Repotting Callistemon

Today is the last day of 2017 which means it is well into summer at Shibui Bonsai and that means it is time for repotting some of the bonsai.

Last week I gave my Callistemon its annual after flowering prune. This one is Callistemon sieberii – River bottlebrush which flowers later than most Callistemon species, normally Early-mid December here.

Callistemon flower on the tips of the previous growth which means we need to allow the trees to get a bit unruly if we want to see flowers. After flowers are finished I prune back quite hard which stimulates new buds and more fresh growth which will flower next spring.

In warmer areas of Australia growers can repot their callistemons any time of year but I’ve found that callistemons generally don’t recover very well if they are root pruned in the cooler months. Late spring is usually an ideal time for repotting most natives but this one is still preparing for flowering then so I’ve been forced to delay repotting until late December. This has proved quite successful and this tree does not seem to suffer any ill effects from a mid summer root prune and repot.

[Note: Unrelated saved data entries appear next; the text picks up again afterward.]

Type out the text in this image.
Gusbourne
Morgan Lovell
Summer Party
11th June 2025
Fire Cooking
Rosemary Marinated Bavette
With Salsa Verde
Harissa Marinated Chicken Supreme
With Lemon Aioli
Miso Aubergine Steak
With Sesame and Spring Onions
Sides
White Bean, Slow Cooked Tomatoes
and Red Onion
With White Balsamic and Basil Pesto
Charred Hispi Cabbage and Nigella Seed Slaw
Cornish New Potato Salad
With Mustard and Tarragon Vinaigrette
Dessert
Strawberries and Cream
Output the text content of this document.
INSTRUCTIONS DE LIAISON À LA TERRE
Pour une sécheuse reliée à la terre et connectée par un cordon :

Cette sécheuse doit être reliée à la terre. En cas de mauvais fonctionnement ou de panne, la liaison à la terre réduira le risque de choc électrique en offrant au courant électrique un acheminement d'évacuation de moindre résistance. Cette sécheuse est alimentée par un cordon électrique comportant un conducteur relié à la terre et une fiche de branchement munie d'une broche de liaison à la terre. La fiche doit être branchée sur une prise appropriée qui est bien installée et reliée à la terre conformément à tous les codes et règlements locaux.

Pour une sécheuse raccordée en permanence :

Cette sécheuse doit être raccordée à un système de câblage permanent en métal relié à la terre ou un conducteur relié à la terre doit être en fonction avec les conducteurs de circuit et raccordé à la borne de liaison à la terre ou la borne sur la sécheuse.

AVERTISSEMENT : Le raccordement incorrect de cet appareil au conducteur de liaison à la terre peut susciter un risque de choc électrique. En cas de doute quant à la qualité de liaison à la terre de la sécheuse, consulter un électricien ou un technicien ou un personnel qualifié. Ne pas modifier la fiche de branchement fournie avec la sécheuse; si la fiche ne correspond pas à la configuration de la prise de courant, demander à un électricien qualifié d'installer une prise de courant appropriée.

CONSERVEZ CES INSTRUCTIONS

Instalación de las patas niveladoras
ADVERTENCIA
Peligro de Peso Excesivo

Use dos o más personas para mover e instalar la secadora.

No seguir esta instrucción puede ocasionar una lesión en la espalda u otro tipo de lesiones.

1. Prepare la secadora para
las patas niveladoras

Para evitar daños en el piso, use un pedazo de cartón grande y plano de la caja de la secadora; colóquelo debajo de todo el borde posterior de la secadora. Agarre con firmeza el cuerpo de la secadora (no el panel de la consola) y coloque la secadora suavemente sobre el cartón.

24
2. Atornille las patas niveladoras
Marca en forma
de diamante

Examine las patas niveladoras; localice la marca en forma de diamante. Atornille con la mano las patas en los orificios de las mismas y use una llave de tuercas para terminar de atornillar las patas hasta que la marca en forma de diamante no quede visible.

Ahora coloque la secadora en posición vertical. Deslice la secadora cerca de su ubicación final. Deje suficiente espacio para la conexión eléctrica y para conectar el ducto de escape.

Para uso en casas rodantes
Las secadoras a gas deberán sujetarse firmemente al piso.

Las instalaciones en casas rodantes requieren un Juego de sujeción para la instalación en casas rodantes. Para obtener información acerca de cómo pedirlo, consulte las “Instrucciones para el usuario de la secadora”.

Here is the root ball showing really healthy new roots.

Even though the tree is actively growing there’s no need to be tentative. I cut back the roots as hard as most of my other bonsai, native or exotic. I just use my normal root pruning technique: Use root shears to cut off several centimetres around the perimeter of the root ball

then slice 1-2 cm off the bottom of the root ball









after trimming the roots







The tree then goes back into the pot with fresh potting mix just like any of my other bonsai. I’ve used my standard potting mix which includes a standard osmocote rather than a special ‘native’ formulation. I’ve found that Callistemons do not need special treatment. they are more than happy with standard high P fertiliser.

Many bonsai growers routinely wire their bonsai into the pots when repotting. This one has a wide, stable root base as well as a heavy rock in the roots so it will not blow out, even if we were to get unusually strong winds so I don’t bother wiring it into the pot.



The tree is then watered well and returned to its normal position in the display area which gets full sun for most of the day. In really warm climates I might give it a little extra shade for a week or two but here it does not seem to matter.